From the beginning of the pandemic to the end of March, the Prince George local health area has had 1,540 cases of COVID-19, according to data released by the B.C. Centre for Disease Control.

The Prince George local health area – which includes Mackenzie and the Robson Valley – is the most populous of the 17 local health areas in the Northern Health region, and had the highest case count. Prince Rupert was second with 757 cases up to the end of March, followed with Peace River North with 746.

More current data released by the B.C. CDC showed that the Prince George area had 32 new cases during the week of March 28 to April 3. Prince Rupert (72 new cases), Peace River North (56 new cases) and Peace River South (115 new cases) all had higher numbers of new cases during the same week.

On Thursday, provincial health officer Dr. Bonnie Henry announced 1,293 new cases of COVID-19 across the province – including 51 in the Northern Health region.

"What we have seen over the past few weeks is increased transmission," Henry said. "It's driven by our social interactions and amplified by workplaces."
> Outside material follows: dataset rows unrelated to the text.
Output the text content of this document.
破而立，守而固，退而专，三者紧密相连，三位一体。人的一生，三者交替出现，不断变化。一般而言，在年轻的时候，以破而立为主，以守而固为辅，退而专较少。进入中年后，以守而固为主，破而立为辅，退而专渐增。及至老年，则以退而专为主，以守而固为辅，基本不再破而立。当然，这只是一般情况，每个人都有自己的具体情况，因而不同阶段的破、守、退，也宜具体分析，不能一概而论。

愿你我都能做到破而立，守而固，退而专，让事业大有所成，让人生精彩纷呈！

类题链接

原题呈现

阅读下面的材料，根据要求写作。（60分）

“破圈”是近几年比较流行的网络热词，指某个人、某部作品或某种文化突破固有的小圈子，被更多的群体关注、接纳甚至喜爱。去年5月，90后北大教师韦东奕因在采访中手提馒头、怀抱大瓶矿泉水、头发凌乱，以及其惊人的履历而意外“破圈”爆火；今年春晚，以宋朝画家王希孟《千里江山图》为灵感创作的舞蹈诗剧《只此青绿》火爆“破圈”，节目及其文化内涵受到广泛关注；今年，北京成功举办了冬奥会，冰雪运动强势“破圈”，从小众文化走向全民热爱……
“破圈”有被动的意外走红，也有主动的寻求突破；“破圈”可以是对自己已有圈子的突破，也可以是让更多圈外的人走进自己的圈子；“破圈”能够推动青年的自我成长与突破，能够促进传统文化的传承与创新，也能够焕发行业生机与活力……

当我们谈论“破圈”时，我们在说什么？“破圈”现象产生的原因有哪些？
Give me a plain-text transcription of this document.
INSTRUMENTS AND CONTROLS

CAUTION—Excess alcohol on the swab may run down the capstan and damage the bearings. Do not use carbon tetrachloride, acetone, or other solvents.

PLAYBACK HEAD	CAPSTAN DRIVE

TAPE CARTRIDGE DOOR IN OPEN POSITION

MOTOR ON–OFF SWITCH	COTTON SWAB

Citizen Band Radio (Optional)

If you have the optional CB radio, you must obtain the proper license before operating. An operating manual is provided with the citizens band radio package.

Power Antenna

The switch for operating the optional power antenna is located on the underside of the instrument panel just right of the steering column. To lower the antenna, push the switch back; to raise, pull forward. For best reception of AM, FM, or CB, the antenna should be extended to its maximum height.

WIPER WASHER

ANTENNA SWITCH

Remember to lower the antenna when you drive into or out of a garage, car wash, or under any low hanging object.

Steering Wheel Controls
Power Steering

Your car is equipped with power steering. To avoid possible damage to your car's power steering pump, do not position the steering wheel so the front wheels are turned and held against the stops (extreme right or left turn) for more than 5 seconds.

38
Active cases in the north increased by seven, to 307, while the number of people hospitalized with COVID-19 remained steady at 33, with 11 in intensive care, according to the B.C. CDC. No new COVID-related deaths were reported in the region, leaving the death toll from the pandemic at 129.
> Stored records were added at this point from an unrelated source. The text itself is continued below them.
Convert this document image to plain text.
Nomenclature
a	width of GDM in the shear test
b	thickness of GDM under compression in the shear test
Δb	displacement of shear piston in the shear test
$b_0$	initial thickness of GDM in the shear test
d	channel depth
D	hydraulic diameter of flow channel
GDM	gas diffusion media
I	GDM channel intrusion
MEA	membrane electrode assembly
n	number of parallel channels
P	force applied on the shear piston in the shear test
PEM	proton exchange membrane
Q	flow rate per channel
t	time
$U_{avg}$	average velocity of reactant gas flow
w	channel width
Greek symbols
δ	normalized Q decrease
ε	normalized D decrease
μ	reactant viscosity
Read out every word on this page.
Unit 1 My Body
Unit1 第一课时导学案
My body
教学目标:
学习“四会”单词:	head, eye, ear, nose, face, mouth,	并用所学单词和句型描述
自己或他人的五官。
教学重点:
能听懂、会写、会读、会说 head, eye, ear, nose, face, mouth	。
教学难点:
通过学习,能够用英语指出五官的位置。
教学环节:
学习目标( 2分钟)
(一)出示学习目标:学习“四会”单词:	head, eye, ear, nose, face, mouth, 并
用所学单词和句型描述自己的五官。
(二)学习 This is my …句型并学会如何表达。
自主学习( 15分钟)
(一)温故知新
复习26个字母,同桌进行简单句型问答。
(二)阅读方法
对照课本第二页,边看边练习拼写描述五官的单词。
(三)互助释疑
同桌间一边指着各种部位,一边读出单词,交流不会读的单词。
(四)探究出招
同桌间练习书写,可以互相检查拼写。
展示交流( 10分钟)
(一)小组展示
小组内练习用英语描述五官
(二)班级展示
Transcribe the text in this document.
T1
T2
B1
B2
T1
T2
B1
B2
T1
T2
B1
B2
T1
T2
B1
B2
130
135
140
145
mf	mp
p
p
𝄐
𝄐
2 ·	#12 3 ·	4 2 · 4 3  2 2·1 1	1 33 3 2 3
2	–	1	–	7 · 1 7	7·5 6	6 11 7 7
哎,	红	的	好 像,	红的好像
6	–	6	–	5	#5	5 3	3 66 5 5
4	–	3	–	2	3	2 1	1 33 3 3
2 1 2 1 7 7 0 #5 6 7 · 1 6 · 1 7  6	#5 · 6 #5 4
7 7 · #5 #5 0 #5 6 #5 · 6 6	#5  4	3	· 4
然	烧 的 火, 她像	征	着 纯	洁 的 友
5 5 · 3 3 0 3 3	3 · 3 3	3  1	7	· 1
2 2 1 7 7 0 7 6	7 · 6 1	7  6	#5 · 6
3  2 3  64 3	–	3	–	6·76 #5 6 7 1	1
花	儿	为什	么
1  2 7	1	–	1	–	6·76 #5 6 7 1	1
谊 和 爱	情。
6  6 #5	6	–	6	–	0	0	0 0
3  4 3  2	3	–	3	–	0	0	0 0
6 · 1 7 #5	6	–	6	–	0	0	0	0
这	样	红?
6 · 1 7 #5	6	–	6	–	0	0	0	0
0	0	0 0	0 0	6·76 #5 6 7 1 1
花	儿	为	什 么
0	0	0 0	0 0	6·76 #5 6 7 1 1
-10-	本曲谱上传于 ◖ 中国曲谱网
Henry urged British Columbians to avoid indoor social gatherings, not travel unnecessarily and comply with all public health orders. She said she understands that people are tired of the pandemic and following the orders, but healthcare workers who see people sick and dying of COVID-19 are tired too.

"All of the people who are keeping people alive and saving lives every day are tired of this pandemic," Henry said. "We need to show them our support, too."

She also issued a new order, giving public health officials and WorkSafeBC inspectors the increased powers to shut down workplaces where transmission is occurring. The order is intended to break the transmission chain in places were the disease is spreading, and avoid shutting down whole sectors of the economy, which she called "a blunt tool."

As of Thursday, 49,773 doses of COVID-19 had been administered in the Northern Health region, including 46,966 first doses and 2,807 second doses.

Currently residents aged 65 and older (born in 1956 or earlier) can register for their COVID-19 vaccination. All Indigenous adults are also eligible.

To register for your appointment, go online to getvaccinated.gov.bc.ca or phone 1-844-255-7555.

Northern Health and the B.C. Pharmacy Association still had no information available about the pharmacy-based immunization campaign for people aged 55 to 65, which was announced by Health Minister Adrian Dix earlier this week. On Tuesday, Dix announced the AstraZeneca vaccine would be available through pharmacies throughout B.C., including at locations in Prince George, Terrace and Dawson Creek.